Summing up the facts concerning this most interesting treaty, we may conclude that the honour of originating it undoubtedly belongs firstly to Vergennes, secondly to Shelburne, and only in the third place to Pitt. It is clear that the French statesman worked steadily for it during the negotiations of 1783, and used all available means to bring it about even while Pitt showed no responsive desire. As has been shown above, the young Prime Minister had good reasons for not taking the matter up seriously until the autumn of 1785. Indeed it would have been a tactical mistake to press on the commercial compact with France until he had put forth every effort to unite Ireland with Great Britain by intimate trade relations. When those endeavours were frustrated by ignorance and faction, he turned towards France, but slowly and suspiciously. Not until the negotiation was far advanced did he show much eagerness on the subject. But it is the mark of a great Minister to keep a firm grasp upon colleagues and subordinates at all important points; and Pitt saw the futility of Carmarthen’s prejudices no less than the possible danger of Eden’s Gallophile enthusiasm.
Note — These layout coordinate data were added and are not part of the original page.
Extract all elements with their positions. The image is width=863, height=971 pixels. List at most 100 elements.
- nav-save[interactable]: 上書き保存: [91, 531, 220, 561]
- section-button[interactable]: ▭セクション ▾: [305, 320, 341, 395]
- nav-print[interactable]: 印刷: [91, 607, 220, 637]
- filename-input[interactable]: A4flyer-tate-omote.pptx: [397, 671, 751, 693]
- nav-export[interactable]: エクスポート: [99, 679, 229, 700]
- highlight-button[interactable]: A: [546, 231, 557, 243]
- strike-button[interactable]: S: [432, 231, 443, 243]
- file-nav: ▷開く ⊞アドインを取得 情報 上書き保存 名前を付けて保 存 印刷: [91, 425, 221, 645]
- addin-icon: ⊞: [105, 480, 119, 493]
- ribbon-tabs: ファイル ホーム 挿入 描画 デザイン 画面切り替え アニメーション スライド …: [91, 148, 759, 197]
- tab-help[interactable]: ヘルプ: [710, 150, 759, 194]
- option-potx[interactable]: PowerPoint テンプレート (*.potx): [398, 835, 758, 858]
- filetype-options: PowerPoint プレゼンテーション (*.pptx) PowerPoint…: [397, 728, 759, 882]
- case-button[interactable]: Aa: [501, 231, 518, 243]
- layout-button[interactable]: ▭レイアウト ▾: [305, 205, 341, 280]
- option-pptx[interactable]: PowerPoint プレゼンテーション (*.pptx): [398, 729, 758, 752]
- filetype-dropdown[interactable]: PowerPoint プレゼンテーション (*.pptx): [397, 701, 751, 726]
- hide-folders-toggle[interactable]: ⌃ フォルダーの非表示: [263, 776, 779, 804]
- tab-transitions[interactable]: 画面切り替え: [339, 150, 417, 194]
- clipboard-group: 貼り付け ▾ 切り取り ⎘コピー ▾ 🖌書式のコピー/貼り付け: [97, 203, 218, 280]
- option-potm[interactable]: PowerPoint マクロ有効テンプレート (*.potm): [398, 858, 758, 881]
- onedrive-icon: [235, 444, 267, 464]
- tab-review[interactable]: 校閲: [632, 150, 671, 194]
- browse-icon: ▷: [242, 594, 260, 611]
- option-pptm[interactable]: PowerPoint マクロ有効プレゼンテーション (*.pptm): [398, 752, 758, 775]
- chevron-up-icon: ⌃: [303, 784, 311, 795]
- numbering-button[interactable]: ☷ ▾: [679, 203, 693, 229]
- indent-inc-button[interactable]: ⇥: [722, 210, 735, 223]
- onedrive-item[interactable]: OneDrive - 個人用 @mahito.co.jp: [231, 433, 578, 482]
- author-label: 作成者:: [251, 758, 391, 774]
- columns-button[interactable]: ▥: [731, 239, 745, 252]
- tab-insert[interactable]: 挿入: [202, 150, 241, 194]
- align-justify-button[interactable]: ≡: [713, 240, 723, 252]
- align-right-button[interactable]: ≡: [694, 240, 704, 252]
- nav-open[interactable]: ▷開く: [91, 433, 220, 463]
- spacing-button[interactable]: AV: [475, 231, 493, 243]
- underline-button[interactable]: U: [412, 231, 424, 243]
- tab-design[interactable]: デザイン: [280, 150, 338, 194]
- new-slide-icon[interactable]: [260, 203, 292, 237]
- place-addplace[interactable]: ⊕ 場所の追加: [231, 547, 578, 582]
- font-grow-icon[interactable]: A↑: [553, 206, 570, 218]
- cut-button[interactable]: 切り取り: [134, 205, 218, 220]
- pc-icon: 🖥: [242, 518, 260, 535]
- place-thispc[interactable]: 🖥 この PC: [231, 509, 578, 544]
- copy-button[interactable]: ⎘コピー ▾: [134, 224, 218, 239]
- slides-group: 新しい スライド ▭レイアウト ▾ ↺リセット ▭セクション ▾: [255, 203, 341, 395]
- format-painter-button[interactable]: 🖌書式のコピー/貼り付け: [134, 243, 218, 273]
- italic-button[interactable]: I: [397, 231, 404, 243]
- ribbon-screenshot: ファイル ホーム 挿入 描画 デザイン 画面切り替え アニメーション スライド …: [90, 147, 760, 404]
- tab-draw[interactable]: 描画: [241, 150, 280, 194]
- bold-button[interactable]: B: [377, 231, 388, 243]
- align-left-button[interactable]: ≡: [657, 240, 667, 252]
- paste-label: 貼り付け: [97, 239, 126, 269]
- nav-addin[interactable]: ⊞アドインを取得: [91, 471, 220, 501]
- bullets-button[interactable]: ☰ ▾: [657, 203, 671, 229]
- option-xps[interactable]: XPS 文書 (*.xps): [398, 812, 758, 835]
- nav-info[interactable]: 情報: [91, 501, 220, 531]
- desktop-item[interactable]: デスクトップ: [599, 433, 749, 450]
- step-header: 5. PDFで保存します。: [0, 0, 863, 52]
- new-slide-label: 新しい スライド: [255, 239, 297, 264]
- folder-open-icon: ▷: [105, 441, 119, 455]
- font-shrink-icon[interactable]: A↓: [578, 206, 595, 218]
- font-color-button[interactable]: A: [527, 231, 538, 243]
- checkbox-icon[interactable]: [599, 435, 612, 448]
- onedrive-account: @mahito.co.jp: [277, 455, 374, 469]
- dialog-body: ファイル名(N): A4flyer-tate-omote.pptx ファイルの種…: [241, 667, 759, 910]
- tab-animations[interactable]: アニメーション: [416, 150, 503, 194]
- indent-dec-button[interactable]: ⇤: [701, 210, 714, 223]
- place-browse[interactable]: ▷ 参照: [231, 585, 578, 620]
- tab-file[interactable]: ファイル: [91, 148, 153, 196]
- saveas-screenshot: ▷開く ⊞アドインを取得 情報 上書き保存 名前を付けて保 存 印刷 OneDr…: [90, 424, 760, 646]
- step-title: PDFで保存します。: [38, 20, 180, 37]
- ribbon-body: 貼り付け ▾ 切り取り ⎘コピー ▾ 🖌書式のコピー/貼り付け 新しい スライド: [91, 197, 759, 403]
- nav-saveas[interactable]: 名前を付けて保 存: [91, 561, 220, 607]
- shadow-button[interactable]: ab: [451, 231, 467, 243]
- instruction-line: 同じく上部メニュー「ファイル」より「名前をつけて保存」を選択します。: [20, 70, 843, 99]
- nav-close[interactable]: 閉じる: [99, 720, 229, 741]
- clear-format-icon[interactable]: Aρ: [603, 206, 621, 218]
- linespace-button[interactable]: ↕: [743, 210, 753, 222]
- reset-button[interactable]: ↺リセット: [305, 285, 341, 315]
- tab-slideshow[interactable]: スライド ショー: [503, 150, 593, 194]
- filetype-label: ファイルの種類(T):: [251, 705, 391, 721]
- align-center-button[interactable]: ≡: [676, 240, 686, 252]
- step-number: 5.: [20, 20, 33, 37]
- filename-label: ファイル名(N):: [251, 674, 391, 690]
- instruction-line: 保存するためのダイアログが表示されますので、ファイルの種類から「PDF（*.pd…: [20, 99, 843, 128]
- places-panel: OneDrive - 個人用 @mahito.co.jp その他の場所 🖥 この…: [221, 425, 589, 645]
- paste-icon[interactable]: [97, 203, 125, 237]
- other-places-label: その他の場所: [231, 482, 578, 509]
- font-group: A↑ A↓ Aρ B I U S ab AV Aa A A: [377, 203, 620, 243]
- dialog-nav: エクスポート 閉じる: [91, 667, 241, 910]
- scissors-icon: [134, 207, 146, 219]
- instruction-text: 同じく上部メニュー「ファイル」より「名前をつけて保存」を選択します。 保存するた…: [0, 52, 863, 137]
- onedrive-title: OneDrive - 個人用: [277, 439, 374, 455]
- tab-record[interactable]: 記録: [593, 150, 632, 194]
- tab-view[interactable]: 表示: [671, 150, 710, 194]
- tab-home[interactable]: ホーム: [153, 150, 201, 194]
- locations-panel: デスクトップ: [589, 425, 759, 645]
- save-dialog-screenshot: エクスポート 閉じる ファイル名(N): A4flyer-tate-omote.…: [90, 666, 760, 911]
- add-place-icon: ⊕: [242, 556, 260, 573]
The hostile actions of the French agents in Holland, to which we must soon recur, made him cautious on matters purely political; and, while pushing on the commercial treaty, which Carmarthen looked on as a trap, he took care to subject the ardent fancies of Eden to cold douches like the following: “Though in the commercial business I think there are reasons for believing the French may be sincere, I cannot listen without suspicion to their professions of political friendship.”512 As we shall see in the next chapters, Pitt generally treated with wholesome scepticism the alarmist news sent by Harris from The Hague. But the tidings from that quarter enabled Pitt to assess at their due value the philanthropic professions of the salons of Paris. Not that he was indifferent to the golden hopes of that age. After the treaty was signed he gave expression to his hopes in words pulsating with a noble enthusiasm; but, while it was under discussion, he showed the balance of mind and keenness in bargaining which characterize a great statesman. We may also remark here that Pitt sought earnestly to bring about a favourable commercial treaty with Spain and Russia, but failed. The Czarina showed her hostility by granting to France a treaty on the basis of the most favoured nation.513

Finally, we may hazard the conjecture that, if the finances of France had received from the Court of Versailles and Calonne a tithe of the fostering care which Pitt bestowed on those of Great Britain, both countries would have profited equally from the free commercial and social intercourse inaugurated by this memorable compact. As it was, France slid fast down the slope that led to the chasm of Revolution; and in the midst of that catastrophe Robespierre and his followers, who represented the prejudices of the northern manufacturing towns, spread abroad the spiteful falsehood that Pitt’s commercial policy had ever been aimed at the financial ruin of the French nation.